Enfin, une vaste réflexion de décarbonation et d’électrification des réseaux autoroutiers et routiers en vue de développer de nouveaux usages et de nouveaux services routiers partagés, comme les cars rapides à haut niveau de service par exemple, se fait jour en France, après avoir fait ses preuves dans d’autres pays.
En réalité, c’est d’une alliance de services rail-route optimisés au plan écologique en fonction des configurations géographiques dont nous avons besoin, à l’exemple du transport combiné et des autoroutes ferroviaires en matière de fret, ou des futurs Services Express Métropolitains routiers et ferroviaires (RER) pour les voyageurs, dont le succès dépendra de la qualité des rabattements routiers.
« Il est à craindre que ce soit sur les étagères des équipements automobiles et énergétiques étrangers, notamment chinois, que l’on trouvera les moyens d’opérer notre stratégie de décarbonation ».
ER : Du point de vue industriel, maintenant, est-ce que nous aurons les moyens de relever le défi de la décarbonation de nos transports?

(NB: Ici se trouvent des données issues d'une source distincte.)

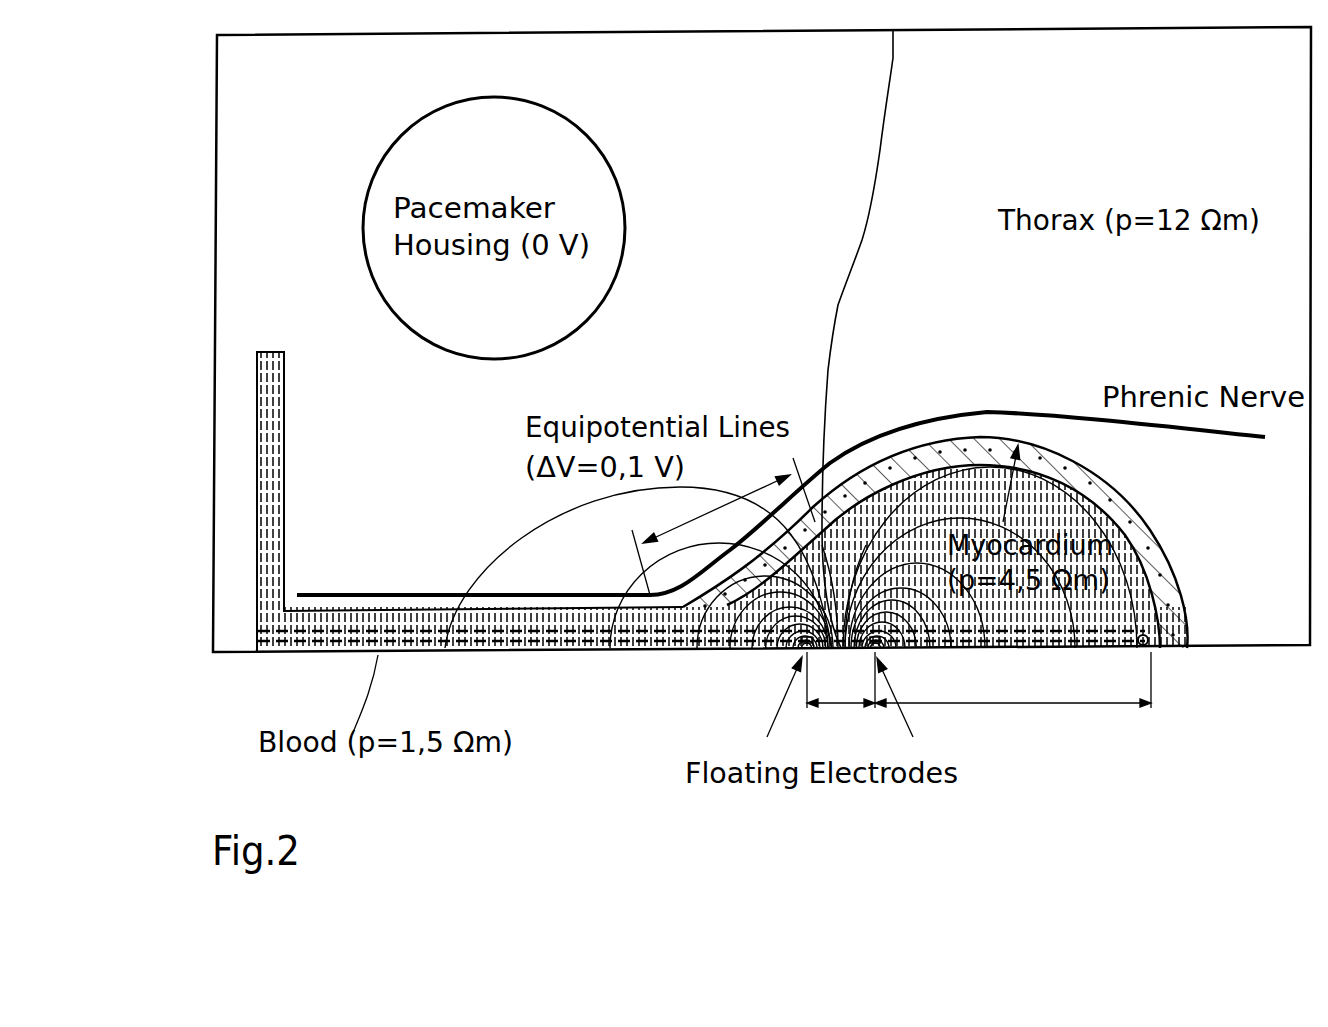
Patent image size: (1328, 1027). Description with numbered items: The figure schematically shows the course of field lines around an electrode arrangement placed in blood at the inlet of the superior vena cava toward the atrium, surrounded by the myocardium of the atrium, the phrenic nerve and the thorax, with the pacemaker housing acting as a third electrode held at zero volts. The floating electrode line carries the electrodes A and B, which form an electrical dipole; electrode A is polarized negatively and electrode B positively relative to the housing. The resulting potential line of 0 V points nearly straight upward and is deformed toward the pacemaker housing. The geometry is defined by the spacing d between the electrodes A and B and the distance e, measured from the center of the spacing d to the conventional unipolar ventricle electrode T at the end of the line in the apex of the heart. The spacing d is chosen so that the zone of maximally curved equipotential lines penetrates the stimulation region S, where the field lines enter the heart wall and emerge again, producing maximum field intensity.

The potential line of 0 V 0 is at (885, 122).
The electrode A is at (781, 672).
The electrode B is at (903, 672).
The ventricle electrode T is at (1138, 671).
The stimulation region S is at (723, 524).
The distance between the electrodes d is at (841, 689).
The distance from the electrodes to the end of the electrode e is at (1013, 689).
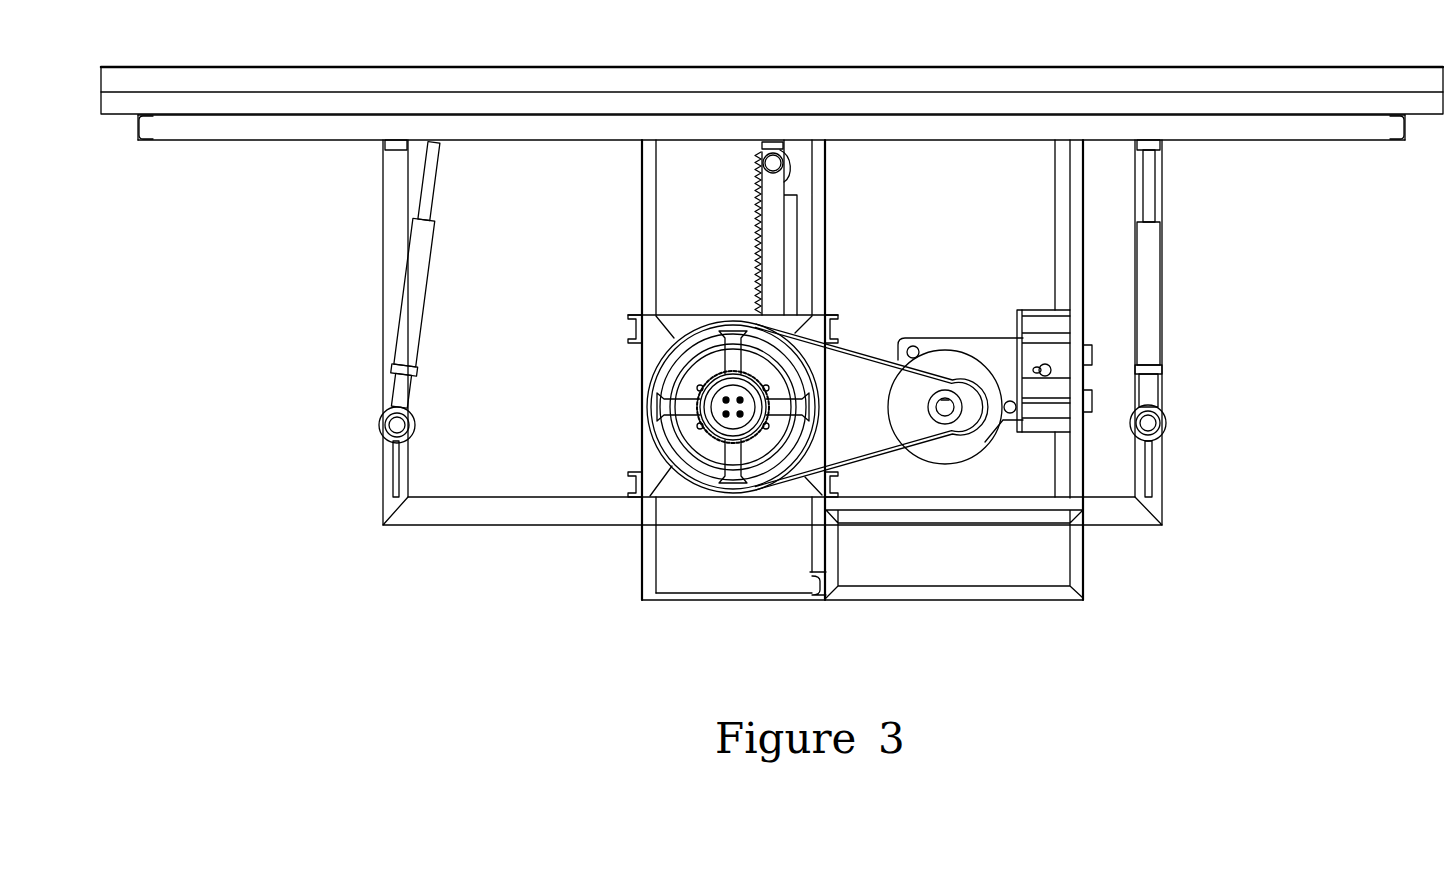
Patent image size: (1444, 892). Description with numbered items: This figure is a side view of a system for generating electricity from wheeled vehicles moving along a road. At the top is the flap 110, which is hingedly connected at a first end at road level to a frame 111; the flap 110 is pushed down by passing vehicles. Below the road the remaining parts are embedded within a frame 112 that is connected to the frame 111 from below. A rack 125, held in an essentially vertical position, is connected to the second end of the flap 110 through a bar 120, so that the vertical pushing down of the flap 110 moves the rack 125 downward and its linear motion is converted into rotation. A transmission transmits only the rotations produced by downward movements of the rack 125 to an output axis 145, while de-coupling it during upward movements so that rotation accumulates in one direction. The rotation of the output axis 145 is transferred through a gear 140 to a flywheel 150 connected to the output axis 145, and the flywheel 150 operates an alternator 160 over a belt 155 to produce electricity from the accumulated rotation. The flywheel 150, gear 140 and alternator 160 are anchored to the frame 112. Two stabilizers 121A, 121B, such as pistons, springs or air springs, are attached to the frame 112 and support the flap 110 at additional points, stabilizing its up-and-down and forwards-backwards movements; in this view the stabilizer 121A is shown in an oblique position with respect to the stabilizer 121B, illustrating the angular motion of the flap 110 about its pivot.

The flap 110 is at (1318, 66).
The frame 111 is at (1393, 138).
The frame 112 is at (396, 178).
The bar 120 is at (757, 150).
The rack 125 is at (768, 230).
The gear 140 is at (697, 362).
The output axis 145 is at (720, 405).
The flywheel 150 is at (660, 347).
The belt 155 is at (860, 352).
The alternator 160 is at (951, 363).
The stabilizer 121A is at (403, 297).
The stabilizer 121B is at (1150, 292).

GS : La réindustrialisation d’un pays après des décennies de délocalisations délibérées ou contraintes par des considérations de compétitivité – coûts, ne se décrète pas par des incantations les plus ferventes. Il faudra que la France et les Français révisent en profondeur leur rapport à l’économie productive pour que nous redevenions une puissance industrielle dans un monde qui n’est plus celui de la domination occidentale du XXe siècle .
Il me semble cependant que quelque chose est en train de se déclencher dans notre pays, avec l’implantation de gigafactories dans les Hauts de France et une accélération enfin sensible des infrastructures de recharge.
En matière automobile, l’avenir dira si la France a eu raison de shunter l’approche intermédiaire que proposait nos constructeurs automobiles il y a dix ans, d’en passer par la phase transitoire d’une nouvelle génération de moteurs thermiques à très faible consommation (la voiture à 1 l/ 100km) .
A moins d’une réindustrialisation massive et exceptionnellement rapide par rapport à nos objectifs, il est à craindre que ce soit sur les étagères des équipements automobiles et énergétiques étrangers, notamment chinois, que l’on trouvera les moyens d’opérer notre stratégie de décarbonation.
En tout cas, et tout pessimisme mis à part, on observe aujourd’hui une troublante divergence entre l’ambition de nos objectifs de décarbonation massive et rapide de nos mobilités, et les voies haut de gamme dans lesquelles se lancent nos industriels.